Closer Than You Think


On Memorial Day as a child, we would always visit the cemetery where my grandfathers and grandmothers were laid to rest. I was young. It was an eerie experience. I had a sister who loved to share Vincent Price's black and white movies with me and I now realize that this sharing may have been the dark backdrop that shrouded all of my visits to cemeteries in my youth. Cemeteries were tense and terrifying to me.


While weeding my grandparent’s overgrown stones, my mother would ask the much younger me to go fetch water for her to complete her small bouquets of the traditional Memorial Day pink peonies in glass jelly jars. I was terrified to walk through that graveyard, surrounded by death and despair. But, I reluctantly obeyed. Wandering uphill through death stone after death stone in the graveyard, I would lose sight of my mom. "Mommy!!!" I would cry. I paused to listen. "I'm right over here," her calm voice replied, sounding humored. This gave me just enough strength to carry on.


Some of the plots had fresh dirt, which I would quietly tip toe around. According to those old movies, that kind of soil held the tremendous possibility of producing pale, gnarled, emerging hands to grab ankles. These thoughts accelerated my steps through the yard. I felt that I had to wander on alone in terror for what seemed like miles to find the pump station. Arriving, I would immediately blast the water into my bucket, as grave heaviness crept in all around me. Then, running scared with uneven steps back to the sound of my mom’s voice, the brimmingly-full container sloshed all over Yoder and Miller and Kaughman as I sped past their monuments. I usually arrived at my mother's side with only a half bucket of the precious cargo.


This past Memorial Day, I went again to those honor stones of my family; my great-grandparents, grandparents, father, and most recently my Vincent Price-loving sister, for whom I brought a pot of daisies. I found myself needing water this time which made me smile. I glanced up from her space that was nearby my grandparent’s stone and I easily spotted the spigot. That terrible, rusted spigot. The very same spigot that I had dreaded as a child.

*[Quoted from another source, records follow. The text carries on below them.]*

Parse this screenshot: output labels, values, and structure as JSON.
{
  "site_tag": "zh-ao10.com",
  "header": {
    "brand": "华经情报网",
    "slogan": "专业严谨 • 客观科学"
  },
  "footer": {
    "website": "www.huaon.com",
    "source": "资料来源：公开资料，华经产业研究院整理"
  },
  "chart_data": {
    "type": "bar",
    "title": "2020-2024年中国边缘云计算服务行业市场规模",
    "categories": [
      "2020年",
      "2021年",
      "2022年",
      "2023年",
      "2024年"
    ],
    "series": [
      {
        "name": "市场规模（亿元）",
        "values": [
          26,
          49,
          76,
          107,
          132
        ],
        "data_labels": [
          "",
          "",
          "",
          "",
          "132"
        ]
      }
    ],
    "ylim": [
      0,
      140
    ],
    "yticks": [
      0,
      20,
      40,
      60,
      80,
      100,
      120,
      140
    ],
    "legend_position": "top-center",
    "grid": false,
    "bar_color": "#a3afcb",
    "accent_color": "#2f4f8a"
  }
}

Somehow now with a more mature perspective, it amazed me how CLOSE the water had actually been to our family plot where my mom had stood. Years before I had been so focused on the darkness, the dreadful, and the doom, I failed to realize just how near I was to my mom. I had never really been out of her care and always been just within safety’s reach.


Because a loving voice was guiding me back, the return was always SOOO much better. Her reassuring voice took my focus off of the overwhelm and placed it on a guiding love. What a lesson for my heart; listening for God’s voice in my life, His leading, and realizing that He is so much closer than we think, even though we cannot see Him.


Our path with our special kids can be scary and the journey seems long. It is so easy to lose sight of where we actually are in all of the uncertainty and the unforseen. In Jesus, we are not alone in our navigation and we are never out of His care. If we but call out to Him and pause to listen for his voice, He will lead our way.


And He's closer than we think.


“I love the Lord because he hears my voice and my prayer for mercy. Because he bends down to listen, I will pray as long as I have breath! Death wrapped its ropes around me; the terrors of the grave overtook me. I saw only trouble and sorrow. then I called on the name of the Lord: “Please, Lord, save me!” How kind the Lord is! How good he is! So merciful, this God of ours! The Lord protects those of childlike faith; I was facing death, and he saved me. Let my soul be at rest again, for the Lord has been good to me.”